Undoubtedly, the study of the potential impact of MSP on retail losses is in its infancy – relatively few retailers are actively testing these technologies at the moment although many are reviewing their strategic business plans to better take account of how the ‘mobile world’ is changing the retail environment. Like any research in a newly evolving field, it has inevitably generated a series of new questions requiring exploration, including:

  • Will the consumer of the future adopt MSP as their preferred mode of in-store shopping?
  • Can a more robust Return on Investment model be developed which takes full account of all the costs and benefits of MSP systems?
  • How might the applicability of MSP systems be affected by store type and socio-economic factors, such as local crime rates?
  • Can a more reliable picture be developed of whether non-scan events are malicious or nonmalicious – can the motivation of the non-scanner be better understood?
  • Are there particular types of products that are more likely to be non-scanned either maliciously (highly desirable or easily resold items) or non maliciously (such as poor product and bar code design)?
  • How tolerant will customers be of various types of crime prevention mechanisms focussed on MSP and will this vary depending upon the prevailing consumer culture?
  • How can existing product protection technologies be adapted to make them more compliant with MSP systems?
  • What evidence is there of consumer concern about retailer tracking and surveillance generated by MSP systems?
  • How can end of shop audit algorithms be developed to create the right ‘amount’ of risk amplification for any given consumer?
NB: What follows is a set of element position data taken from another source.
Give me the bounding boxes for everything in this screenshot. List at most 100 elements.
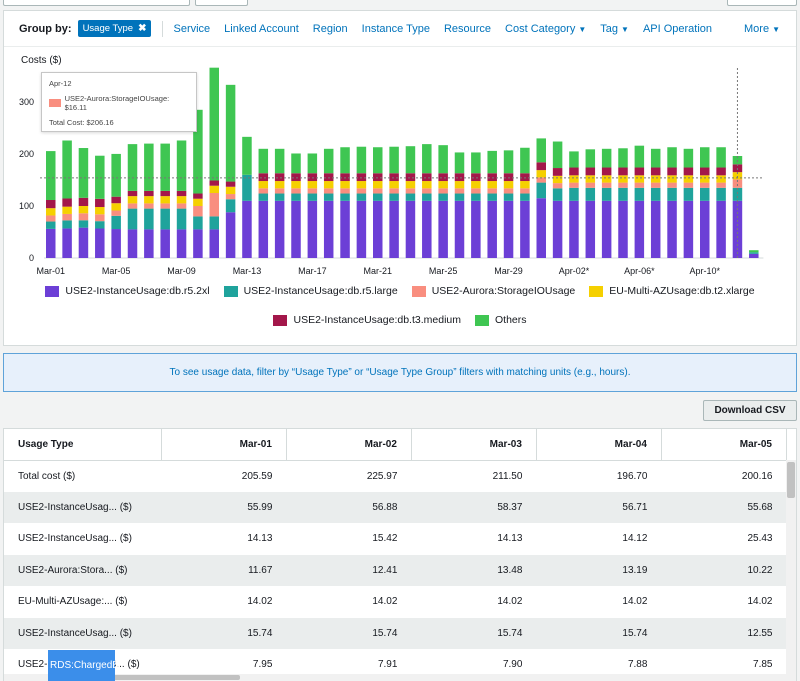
chart-bar-segment[interactable] (78, 148, 89, 198)
chart-bar-segment[interactable] (732, 187, 743, 201)
chart-bar-segment[interactable] (95, 198, 105, 208)
chart-bar-segment[interactable] (520, 188, 530, 194)
chart-bar-segment[interactable] (536, 177, 547, 183)
chart-bar-segment[interactable] (323, 188, 334, 194)
chart-bar-segment[interactable] (373, 193, 383, 201)
chart-bar-segment[interactable] (536, 198, 547, 258)
chart-bar-segment[interactable] (683, 175, 694, 183)
chart-bar-segment[interactable] (176, 196, 187, 204)
chart-bar-segment[interactable] (160, 190, 170, 197)
chart-bar-segment[interactable] (111, 196, 121, 204)
chart-bar-segment[interactable] (634, 145, 645, 168)
chart-bar-segment[interactable] (389, 146, 399, 174)
chart-bar-segment[interactable] (127, 229, 138, 258)
chart-bar-segment[interactable] (78, 220, 89, 228)
chart-bar-segment[interactable] (323, 200, 334, 258)
column-header-date[interactable]: Mar-03 (411, 429, 537, 461)
chart-bar-segment[interactable] (95, 228, 105, 258)
chart-bar-segment[interactable] (258, 148, 269, 174)
chart-bar-segment[interactable] (520, 173, 530, 182)
chart-bar-segment[interactable] (585, 187, 596, 201)
chart-bar-segment[interactable] (700, 182, 710, 188)
chart-bar-segment[interactable] (144, 203, 154, 209)
chart-bar-segment[interactable] (144, 229, 154, 258)
chart-bar-segment[interactable] (569, 175, 579, 183)
chart-bar-segment[interactable] (95, 221, 105, 229)
chart-bar-segment[interactable] (356, 200, 367, 258)
chart-bar-segment[interactable] (258, 188, 269, 194)
chart-bar-segment[interactable] (716, 182, 726, 188)
chart-bar-segment[interactable] (487, 188, 497, 194)
chart-bar-segment[interactable] (569, 167, 579, 176)
chart-bar-segment[interactable] (176, 229, 187, 258)
chart-bar-segment[interactable] (111, 203, 121, 211)
download-csv-button[interactable]: Download CSV (703, 400, 797, 421)
chart-bar-segment[interactable] (291, 193, 301, 201)
chart-bar-segment[interactable] (193, 229, 203, 258)
chart-bar-segment[interactable] (307, 193, 318, 201)
chart-bar-segment[interactable] (683, 187, 694, 201)
chart-bar-segment[interactable] (634, 182, 645, 188)
chart-bar-segment[interactable] (193, 216, 203, 230)
chart-bar-segment[interactable] (225, 84, 236, 182)
chart-bar-segment[interactable] (601, 200, 612, 258)
chart-bar-segment[interactable] (405, 200, 416, 258)
chart-bar-segment[interactable] (373, 200, 383, 258)
chart-bar-segment[interactable] (274, 193, 285, 201)
chart-bar-segment[interactable] (569, 151, 579, 168)
chart-bar-segment[interactable] (111, 215, 121, 230)
chart-bar-segment[interactable] (258, 173, 269, 182)
chart-bar-segment[interactable] (340, 173, 350, 182)
chart-bar-segment[interactable] (193, 109, 203, 194)
chart-bar-segment[interactable] (503, 200, 514, 258)
chart-bar-segment[interactable] (389, 188, 399, 194)
chart-bar-segment[interactable] (78, 213, 89, 221)
chart-bar-segment[interactable] (634, 175, 645, 183)
chart-bar-segment[interactable] (95, 155, 105, 199)
chart-bar-segment[interactable] (471, 173, 481, 182)
top-button-stub[interactable] (195, 0, 248, 6)
chart-bar-segment[interactable] (373, 181, 383, 189)
chart-bar-segment[interactable] (667, 147, 677, 168)
chart-bar-segment[interactable] (667, 182, 677, 188)
chart-bar-segment[interactable] (111, 153, 121, 197)
chart-bar-segment[interactable] (552, 200, 563, 258)
chart-bar-segment[interactable] (242, 174, 252, 201)
chart-bar-segment[interactable] (405, 181, 416, 189)
chart-bar-segment[interactable] (487, 181, 497, 189)
chart-bar-segment[interactable] (62, 220, 72, 229)
group-option-cost-category[interactable]: Cost Category ▼ (505, 23, 586, 35)
chart-bar-segment[interactable] (340, 147, 350, 174)
chart-bar-segment[interactable] (471, 181, 481, 189)
chart-bar-segment[interactable] (46, 215, 56, 222)
chart-bar-segment[interactable] (176, 140, 187, 191)
chart-bar-segment[interactable] (618, 182, 628, 188)
chart-bar-segment[interactable] (716, 200, 726, 258)
chart-bar-segment[interactable] (601, 187, 612, 201)
chart-bar-segment[interactable] (46, 199, 56, 209)
chart-bar-segment[interactable] (225, 194, 236, 200)
chart-bar-segment[interactable] (242, 200, 252, 258)
chart-bar-segment[interactable] (405, 188, 416, 194)
chart-bar-segment[interactable] (552, 183, 563, 189)
chart-bar-segment[interactable] (78, 227, 89, 258)
chart-bar-segment[interactable] (438, 145, 448, 174)
chart-bar-segment[interactable] (749, 252, 759, 254)
chart-bar-segment[interactable] (454, 200, 465, 258)
chart-bar-segment[interactable] (46, 228, 56, 258)
chart-bar-segment[interactable] (716, 147, 726, 168)
chart-bar-segment[interactable] (422, 188, 432, 194)
chart-bar-segment[interactable] (585, 200, 596, 258)
legend-item[interactable]: USE2-InstanceUsage:db.r5.2xl (45, 285, 210, 297)
chart-bar-segment[interactable] (111, 229, 121, 258)
chart-bar-segment[interactable] (389, 181, 399, 189)
chart-bar-segment[interactable] (634, 167, 645, 176)
chart-bar-segment[interactable] (274, 181, 285, 189)
chart-bar-segment[interactable] (46, 208, 56, 216)
chart-bar-segment[interactable] (650, 200, 661, 258)
chart-bar-segment[interactable] (700, 147, 710, 168)
group-option-tag[interactable]: Tag ▼ (600, 23, 629, 35)
chart-bar-segment[interactable] (127, 208, 138, 230)
group-option-api-operation[interactable]: API Operation (642, 22, 713, 35)
chart-bar-segment[interactable] (732, 172, 743, 180)
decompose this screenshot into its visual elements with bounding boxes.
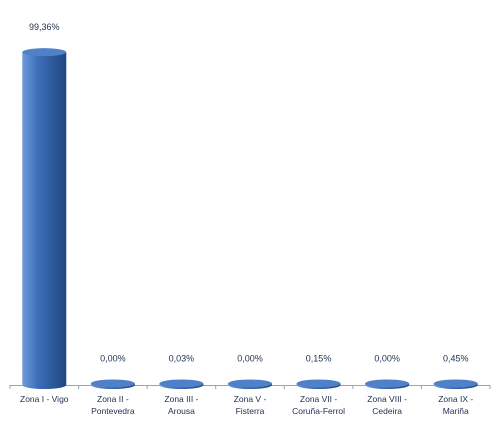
bar [296,379,341,389]
bar [159,379,204,389]
data-label: 0,00% [237,354,263,364]
bar-top [228,379,272,388]
data-label: 99,36% [29,22,60,32]
bars-group [22,48,478,389]
category-label: Coruña-Ferrol [292,406,345,416]
bar [22,48,67,389]
data-label: 0,15% [306,354,332,364]
category-label: Arousa [168,406,195,416]
bar-top [365,379,410,388]
category-label: Zona I - Vigo [20,394,69,404]
bar-body [22,52,67,389]
category-label: Zona III - [164,394,198,404]
category-label: Zona VII - [300,394,337,404]
category-label: Zona IX - [438,394,473,404]
category-label: Pontevedra [91,406,135,416]
category-label: Cedeira [372,406,402,416]
bar [228,379,272,389]
category-labels-group: Zona I - Vigo Zona II - Pontevedra Zona III… [20,394,473,416]
category-label: Mariña [443,406,469,416]
bar [433,379,478,389]
bar-top [22,48,67,57]
bar [365,379,410,389]
value-labels-group: 99,36% 0,00% 0,03% 0,00% 0,15% 0,00% 0,45% [29,22,468,363]
bar-top [90,379,135,388]
data-label: 0,00% [374,354,400,364]
category-label: Fisterra [236,406,265,416]
bar [90,379,135,389]
category-label: Zona VIII - [367,394,407,404]
category-label: Zona V - [234,394,267,404]
x-axis-ticks [9,385,491,389]
data-label: 0,00% [100,354,126,364]
category-label: Zona II - [97,394,129,404]
bar-top [433,379,478,388]
bar-top [159,379,204,388]
data-label: 0,03% [169,354,195,364]
bar-top [296,379,341,388]
data-label: 0,45% [443,353,469,363]
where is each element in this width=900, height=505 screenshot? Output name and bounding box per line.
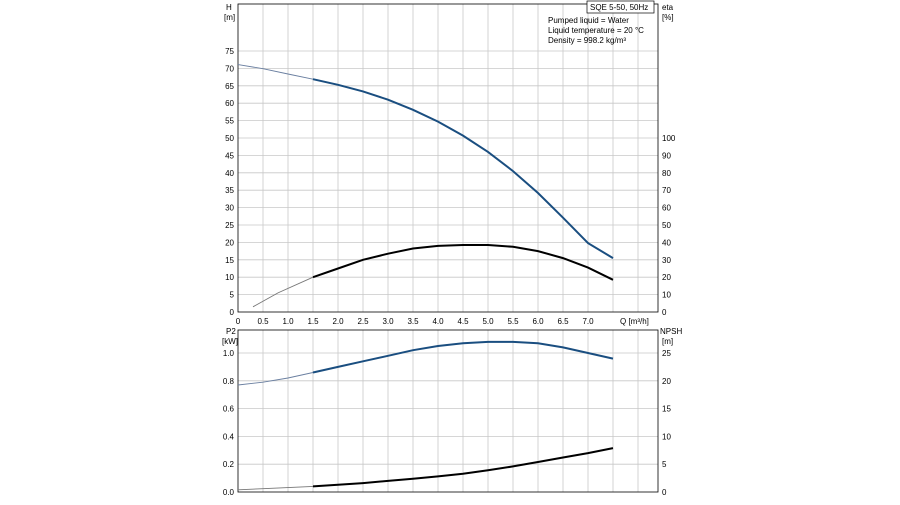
x-tick-label: 4.5 [457, 317, 469, 326]
annotation-text: Liquid temperature = 20 °C [548, 26, 644, 35]
y-tick-label-left: 50 [225, 134, 234, 143]
y-axis-label-left: P2 [226, 327, 236, 336]
y-axis-label-right: NPSH [660, 327, 682, 336]
y-tick-label-left: 35 [225, 186, 234, 195]
y-tick-label-left: 0.8 [223, 377, 235, 386]
y-tick-label-right: 20 [662, 377, 671, 386]
y-tick-label-right: 5 [662, 460, 667, 469]
y-axis-unit-left: [m] [224, 13, 235, 22]
x-tick-label: 6.0 [532, 317, 544, 326]
title-box [586, 0, 655, 14]
y-tick-label-left: 30 [225, 204, 234, 213]
y-tick-label-left: 1.0 [223, 349, 235, 358]
x-tick-label: 5.0 [482, 317, 494, 326]
y-tick-label-left: 15 [225, 256, 234, 265]
y-tick-label-right: 70 [662, 186, 671, 195]
x-tick-label: 1.0 [282, 317, 294, 326]
x-tick-label: 2.0 [332, 317, 344, 326]
y-axis-unit-right: [m] [662, 337, 673, 346]
annotation-text: Density = 998.2 kg/m³ [548, 36, 626, 45]
y-tick-label-left: 5 [230, 291, 235, 300]
y-tick-label-right: 20 [662, 273, 671, 282]
y-tick-label-right: 10 [662, 291, 671, 300]
y-tick-label-left: 0.4 [223, 432, 235, 441]
y-tick-label-left: 65 [225, 82, 234, 91]
y-tick-label-left: 55 [225, 117, 234, 126]
x-axis-label: Q [m³/h] [620, 317, 649, 326]
y-tick-label-left: 25 [225, 221, 234, 230]
series-line-extrapolated-1 [237, 485, 314, 491]
y-tick-label-right: 10 [662, 432, 671, 441]
y-tick-label-right: 30 [662, 256, 671, 265]
y-tick-label-left: 75 [225, 47, 234, 56]
y-tick-label-left: 0 [230, 308, 235, 317]
series-line-extrapolated-0 [237, 372, 314, 386]
series-line-1 [312, 447, 614, 488]
y-tick-label-right: 90 [662, 151, 671, 160]
y-tick-label-left: 0.0 [223, 488, 235, 497]
x-tick-label: 5.5 [507, 317, 519, 326]
x-tick-label: 3.5 [407, 317, 419, 326]
y-tick-label-left: 40 [225, 169, 234, 178]
chart-title: SQE 5-50, 50Hz [590, 3, 648, 12]
y-tick-label-right: 80 [662, 169, 671, 178]
y-tick-label-right: 40 [662, 238, 671, 247]
x-tick-label: 6.5 [557, 317, 569, 326]
series-line-extrapolated-1 [252, 276, 314, 308]
y-tick-label-left: 45 [225, 151, 234, 160]
y-axis-label-right: eta [662, 3, 674, 12]
annotation-text: Pumped liquid = Water [548, 16, 629, 25]
y-tick-label-right: 15 [662, 405, 671, 414]
x-tick-label: 3.0 [382, 317, 394, 326]
series-line-1 [312, 244, 614, 281]
series-line-0 [312, 340, 614, 374]
y-tick-label-left: 10 [225, 273, 234, 282]
y-axis-unit-right: [%] [662, 13, 674, 22]
x-tick-label: 0.5 [257, 317, 269, 326]
y-tick-label-left: 0.6 [223, 405, 235, 414]
y-tick-label-right: 0 [662, 308, 667, 317]
y-axis-label-left: H [226, 3, 232, 12]
x-tick-label: 4.0 [432, 317, 444, 326]
y-tick-label-left: 0.2 [223, 460, 235, 469]
x-tick-label: 7.0 [582, 317, 594, 326]
series-line-extrapolated-0 [237, 64, 314, 80]
y-tick-label-right: 100 [662, 134, 676, 143]
y-tick-label-right: 60 [662, 204, 671, 213]
y-tick-label-left: 70 [225, 64, 234, 73]
y-tick-label-right: 0 [662, 488, 667, 497]
y-tick-label-right: 50 [662, 221, 671, 230]
y-tick-label-right: 25 [662, 349, 671, 358]
series-line-0 [312, 78, 614, 259]
plot-frame [237, 329, 659, 493]
plot-frame [237, 3, 659, 313]
x-tick-label: 0 [236, 317, 241, 326]
x-tick-label: 2.5 [357, 317, 369, 326]
y-axis-unit-left: [kW] [222, 337, 238, 346]
y-tick-label-left: 20 [225, 238, 234, 247]
x-tick-label: 1.5 [307, 317, 319, 326]
y-tick-label-left: 60 [225, 99, 234, 108]
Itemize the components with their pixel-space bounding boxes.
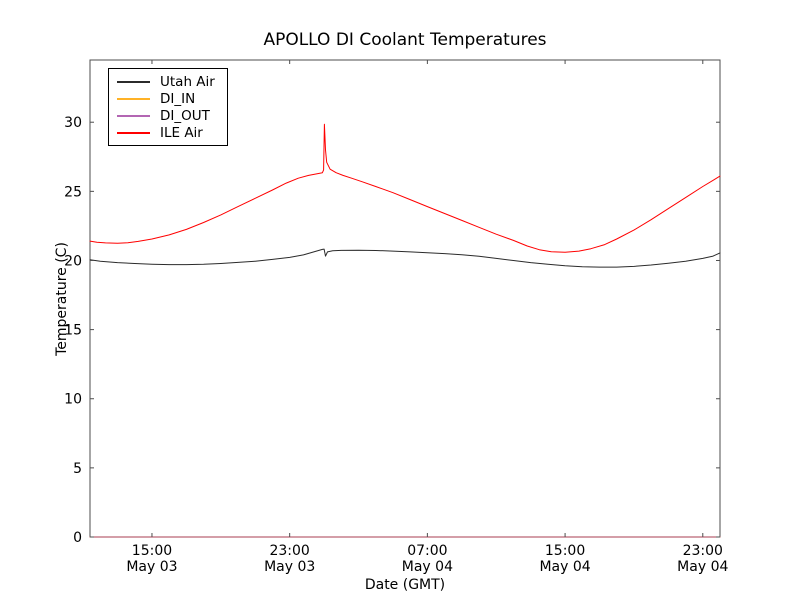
y-tick-label: 5 <box>73 461 82 477</box>
legend-label: DI_OUT <box>160 107 210 124</box>
legend: Utah Air DI_IN DI_OUT ILE Air <box>108 68 228 146</box>
legend-item-ile-air: ILE Air <box>117 124 215 141</box>
series-line-utah-air <box>89 248 721 268</box>
y-tick-label: 25 <box>64 184 82 200</box>
x-tick-label-date: May 03 <box>264 559 315 575</box>
x-tick-label-time: 15:00 <box>545 543 585 559</box>
y-tick-label: 30 <box>64 115 82 131</box>
legend-item-di-out: DI_OUT <box>117 107 215 124</box>
y-tick-label: 10 <box>64 392 82 408</box>
legend-item-di-in: DI_IN <box>117 90 215 107</box>
legend-swatch-di-out <box>117 114 150 117</box>
chart-title: APOLLO DI Coolant Temperatures <box>263 30 546 50</box>
series-group <box>89 123 721 538</box>
y-tick-label: 0 <box>73 530 82 546</box>
x-tick-label-date: May 04 <box>539 559 590 575</box>
x-tick-label-date: May 03 <box>126 559 177 575</box>
x-tick-label-time: 07:00 <box>407 543 447 559</box>
tick-marks-group <box>90 60 720 538</box>
legend-swatch-ile-air <box>117 131 150 134</box>
y-axis-label: Temperature (C) <box>54 242 70 357</box>
legend-item-utah-air: Utah Air <box>117 73 215 90</box>
x-tick-label-date: May 04 <box>402 559 453 575</box>
legend-swatch-di-in <box>117 97 150 100</box>
x-tick-label-time: 23:00 <box>269 543 309 559</box>
legend-label: DI_IN <box>160 90 196 107</box>
y-tick-label: 15 <box>64 323 82 339</box>
x-tick-label-date: May 04 <box>677 559 728 575</box>
x-tick-label-time: 15:00 <box>132 543 172 559</box>
x-tick-label-time: 23:00 <box>683 543 723 559</box>
y-tick-label: 20 <box>64 253 82 269</box>
x-axis-label: Date (GMT) <box>365 577 445 593</box>
series-line-ile-air <box>89 123 721 253</box>
legend-swatch-utah-air <box>117 80 150 83</box>
legend-label: Utah Air <box>160 73 215 90</box>
legend-label: ILE Air <box>160 124 203 141</box>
  • How might new tagging technologies be developed to create risk amplification throughout the MSP shopping journey?

This is in no way an exhaustive list of future research questions relating to MSP but it does highlight a number of key questions that will help retailers to better understand how their future mobile shopping offer might either give them a powerful and profitable competitive edge or alternatively, generate excessive losses that could prove highly detrimental to the overall health of their business.